El trabajo Uno de los factores primordiales que hicieron posible esta fecundidad de los monasterios fue la introducción del trabajo. En la historia de la civilización humana y de Europa el trabajo aparece por primera vez en los monasterios como un valor humano, social y moral. Lo que habría de ser uno de los factores más decisivos de dinamismo en la historia europea, es introducido por la Regla de San Benito, repartiendo la vida del monje entre las actividades espirituales y las laborales: ora et labora.
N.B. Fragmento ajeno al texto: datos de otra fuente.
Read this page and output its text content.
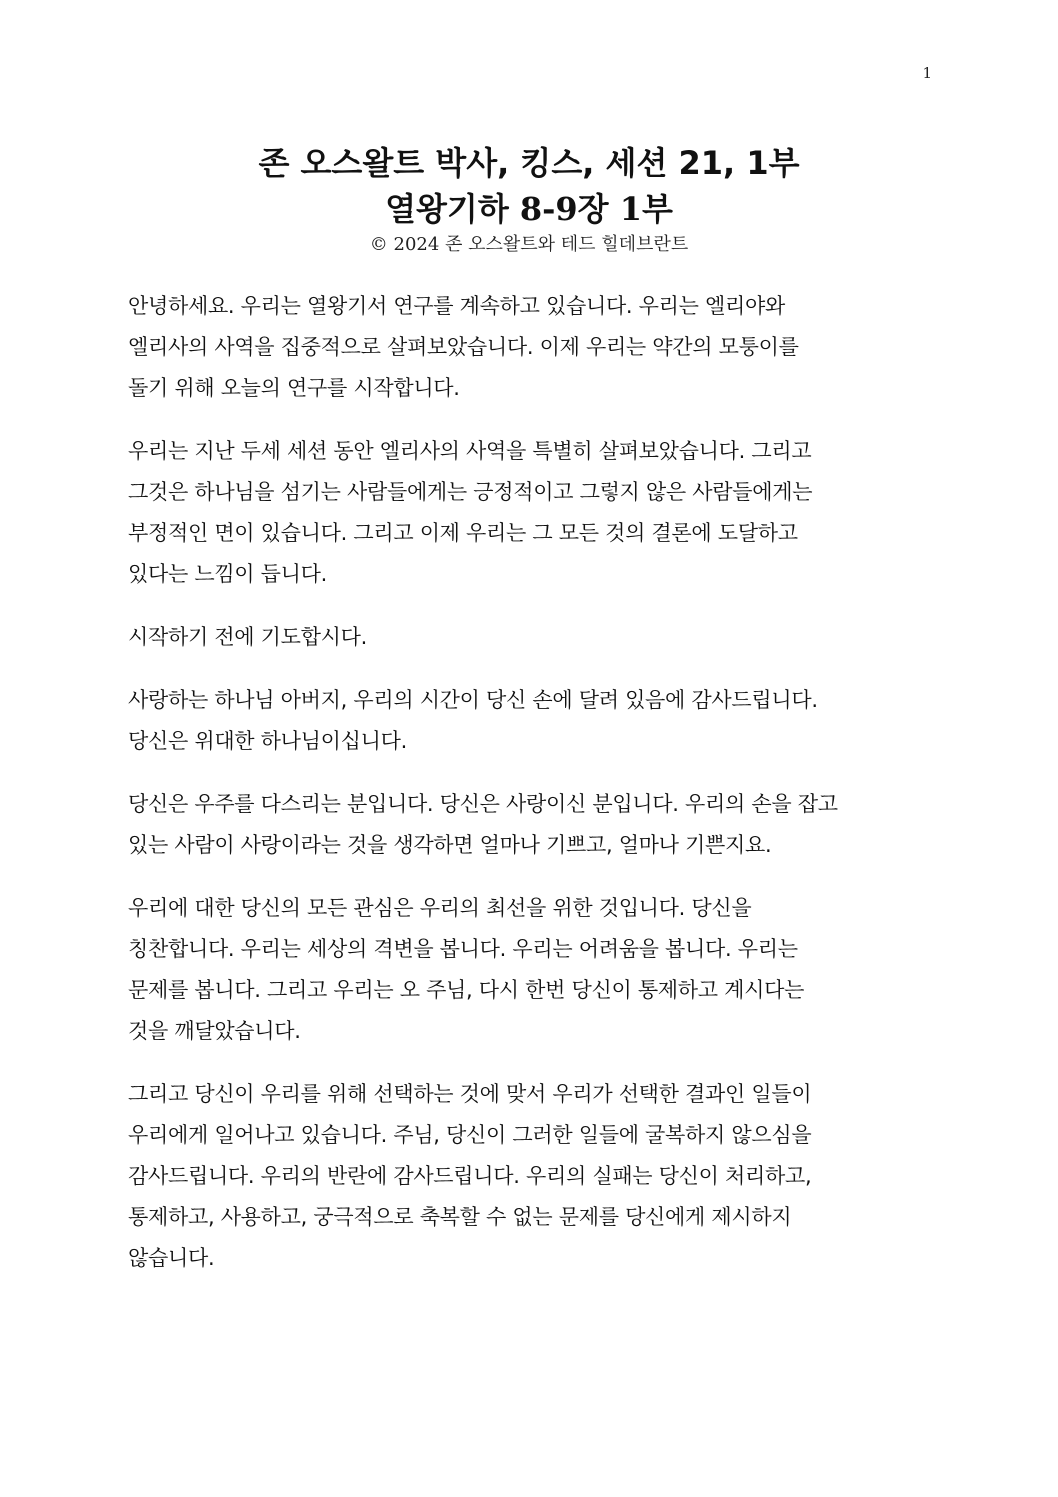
1
존 오스왈트 박사, 킹스, 세션 21, 1부
열왕기하 8-9장 1부
© 2024 존 오스왈트와 테드 힐데브란트
안녕하세요. 우리는 열왕기서 연구를 계속하고 있습니다. 우리는 엘리야와
엘리사의 사역을 집중적으로 살펴보았습니다. 이제 우리는 약간의 모퉁이를
돌기 위해 오늘의 연구를 시작합니다.
우리는 지난 두세 세션 동안 엘리사의 사역을 특별히 살펴보았습니다. 그리고
그것은 하나님을 섬기는 사람들에게는 긍정적이고 그렇지 않은 사람들에게는
부정적인 면이 있습니다. 그리고 이제 우리는 그 모든 것의 결론에 도달하고
있다는 느낌이 듭니다.
시작하기 전에 기도합시다.
사랑하는 하나님 아버지, 우리의 시간이 당신 손에 달려 있음에 감사드립니다.
당신은 위대한 하나님이십니다.
당신은 우주를 다스리는 분입니다. 당신은 사랑이신 분입니다. 우리의 손을 잡고
있는 사람이 사랑이라는 것을 생각하면 얼마나 기쁘고, 얼마나 기쁜지요.
우리에 대한 당신의 모든 관심은 우리의 최선을 위한 것입니다. 당신을
칭찬합니다. 우리는 세상의 격변을 봅니다. 우리는 어려움을 봅니다. 우리는
문제를 봅니다. 그리고 우리는 오 주님, 다시 한번 당신이 통제하고 계시다는
것을 깨달았습니다.
그리고 당신이 우리를 위해 선택하는 것에 맞서 우리가 선택한 결과인 일들이
우리에게 일어나고 있습니다. 주님, 당신이 그러한 일들에 굴복하지 않으심을
감사드립니다. 우리의 반란에 감사드립니다. 우리의 실패는 당신이 처리하고,
통제하고, 사용하고, 궁극적으로 축복할 수 없는 문제를 당신에게 제시하지
않습니다.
Trabajo a la vez personal y comunitario: tendente a la subsistencia y desarrollo del monasterio, pero también a la expresión de las capacidades de cada monje. Hasta entonces el trabajo había sido exclusivo de los siervos y esclavos, no del hombre libre. Era un contravalor. Pero fue contemplado por ellos como un valor humano primordial: un mandato divino, que permite la creatividad del esfuerzo y del talento del hombre; ordenado a su desarrollo y bienestar personal y colectivo. Una actividad realizada bajo el principio del ‘trabajo bien hecho’, esto es, perfectamente acabado, con la máxima excelencia técnica o artística. Porque es una obra hecha para Dios, para el bien, el honor y la utilidad del Monasterio. La sociedad europea asumiría progresivamente este axioma. A esta aportación añadieron la Iniciación en todas las artes agrícolas, industriales y artísticas de la época, proporcionando al mismo tiempo las tierras para el cultivo y colaborando en la fabricación de los instrumentos de trabajo.